As we roll out our annual Top Ten Freshman List for 2013, XXL decided to take a look back 20 years to weigh in on who would have been the members of the Freshman Class in the year 1993. All decisions were based on our current Freshman guidelines, meaning entire groups and artists who had released their debut albums prior to the list date were excluded.

The year 1993 is arguably one of hip-hop's most formative and sonically diverse dates in its lengthy history. It saw the West Coast's G-funk movement take full form through the newly founded Death Row Records. At the same, 1993 proved integral to the resurgence of of New York's then-dwindling hip-hop scene, as a new crop of hardcore lyricists took up the torch from forefathers like Rakim, KRS-One and Big Daddy Kane.

Editor's Note: Before anyone gets heated, the Notorious B.I.G. was not placed on the list, as his early hits "Party & Bullshit" and the remix of Mary J. Blige's "Real Love" were not released until later in '93.


Big L - "Devil's Son," Showbiz & A.G.'s "Respect"

Although it wouldn't be until 1995 that he released his acclaimed debut Lifestylez Ov Da Poor And Dangerous, Big L made his first mark in hip-hop with his appearance on the remix to Lord Finesse's "Yes You May." That same year, L would go on to join Finesse's Diggin' in the Crates collective, as well as appear on Showbiz and AG's "Respect" off their 1992 debut Runaway Slave. However, it was the success of his solo single "Devil's Son" that confirmed the Harlem native would be a major force in hip-hop.


Buckshot of Black Moon - "Who Got Da Props"

Buckshot of Black Moon enjoyed a successful year in 1992, perfectly preparing himself for for a massive freshman year in '93. Black Moon scored a Billboard Hot 100 hit with 1992's single "Who Got Da Props," and that same year, the Brooklyn crew signed a record deal with Nervous Wreckchords. At the forefront of the group was was the B.D.I. Thug, letting suckers know who got the props in '92.


Nas - Main Source's "Live at the Barbeque," "Halftime"

Even though he's more likely associated with 1994 as a result of his seminal debut Illmatic, Nasty Nas firmly established himself as one of hip-hop's must-watch MCs in '93. After his iconic debut on Main Source's "Live at the Barbeque" in '91, Nas kept his name ringing in the following 12 months with the release of his Extra P-produced single "Halftime." That same year, Nas inked a deal with Columbia and hired 3rd Bass alum MC Serch as his manager, prompting many listeners to dub him the second coming of Rakim.


Jeru the Damaja - Gang Starr's "I'm the Man," "Come Clean"

Jeru the Damaja's ascension to the top of hip-hop's class came about as dramatically as his rhyme style.
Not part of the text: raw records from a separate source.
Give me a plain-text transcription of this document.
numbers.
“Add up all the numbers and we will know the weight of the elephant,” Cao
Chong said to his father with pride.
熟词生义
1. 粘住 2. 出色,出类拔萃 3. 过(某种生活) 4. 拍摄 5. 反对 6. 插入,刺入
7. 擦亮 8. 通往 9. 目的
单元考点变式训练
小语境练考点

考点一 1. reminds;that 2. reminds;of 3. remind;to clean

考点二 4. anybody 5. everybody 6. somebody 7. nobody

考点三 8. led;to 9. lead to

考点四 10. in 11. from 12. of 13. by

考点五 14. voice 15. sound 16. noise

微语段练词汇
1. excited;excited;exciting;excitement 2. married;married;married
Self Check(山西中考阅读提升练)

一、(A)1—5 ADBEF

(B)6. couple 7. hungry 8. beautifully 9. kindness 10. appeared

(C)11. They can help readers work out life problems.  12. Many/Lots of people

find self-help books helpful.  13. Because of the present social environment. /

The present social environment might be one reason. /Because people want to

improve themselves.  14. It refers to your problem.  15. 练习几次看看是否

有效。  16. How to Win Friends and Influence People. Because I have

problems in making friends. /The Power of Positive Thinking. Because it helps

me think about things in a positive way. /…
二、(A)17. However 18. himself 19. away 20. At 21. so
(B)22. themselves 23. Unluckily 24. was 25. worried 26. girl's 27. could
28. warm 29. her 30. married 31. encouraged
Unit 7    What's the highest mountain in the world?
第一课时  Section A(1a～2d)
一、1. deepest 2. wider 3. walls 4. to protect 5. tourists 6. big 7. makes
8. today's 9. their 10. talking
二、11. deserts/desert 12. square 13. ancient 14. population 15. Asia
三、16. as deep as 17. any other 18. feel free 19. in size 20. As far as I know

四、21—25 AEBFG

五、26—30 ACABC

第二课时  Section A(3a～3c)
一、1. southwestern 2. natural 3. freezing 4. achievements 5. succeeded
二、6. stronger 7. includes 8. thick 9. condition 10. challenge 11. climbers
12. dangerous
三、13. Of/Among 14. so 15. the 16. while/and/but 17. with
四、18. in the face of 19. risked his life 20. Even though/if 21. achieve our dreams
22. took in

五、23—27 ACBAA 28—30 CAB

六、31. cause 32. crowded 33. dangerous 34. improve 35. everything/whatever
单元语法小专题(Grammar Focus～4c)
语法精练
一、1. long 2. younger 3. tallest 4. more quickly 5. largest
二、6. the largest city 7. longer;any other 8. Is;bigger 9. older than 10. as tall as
The East Brooklyn emcee first gained notoriety after appearing on "I'm the Man" from Gang Starr's seminal third LP Daily Operation in 1992 with fellow Foundation member Lil Dap. Shortly after, Jeru scored a massive underground success with his Premo-produced single "Come Clean," solidifying his spot on the '93 freshman list.


Kurious - Powerule's "Young Stars From Nowhere," "Walk Like a Duck"

Although it wouldn't be until 1994 that he would release his successful debut album A Constipated Monkey, Kurious' career leading up to then was exceedingly promising. The Spanish Harlem representative cut his teeth alongside the likes of Powerule and the Prime Minister Pete Nice - an association that helped him sign a deal with Columbia Records - on songs like "Young Stars From Nowhere" and "3 Blind Mice," respectively. However, it would be his 1992 single "Walk Like a Duck" that helped solidify his spot on 1993's freshman class list.


Method Man - Wu-Tang Clan's "Protect Ya Neck," "M-E-T-H-O-D Man"

Though RZA was the gang-leader, Method Man was Wu-Tang's standout member right away with a perfect blend of a raspy street-inspired voice, quick-witted humor and crossover charm. The rest of the Wu accepted him as a star right away, giving him the b-side of their debut "Protect Ya Neck" single for the seminal hit, "M.E.T.H.O.D. Man." In 1993, the Wu released their full-length, Enter the Wu-Tang (36 Chambers), and Meth was featured on nine of the album's thirteen tracks.


Ganksta N-I-P - "Actions Speak Louder Than Words"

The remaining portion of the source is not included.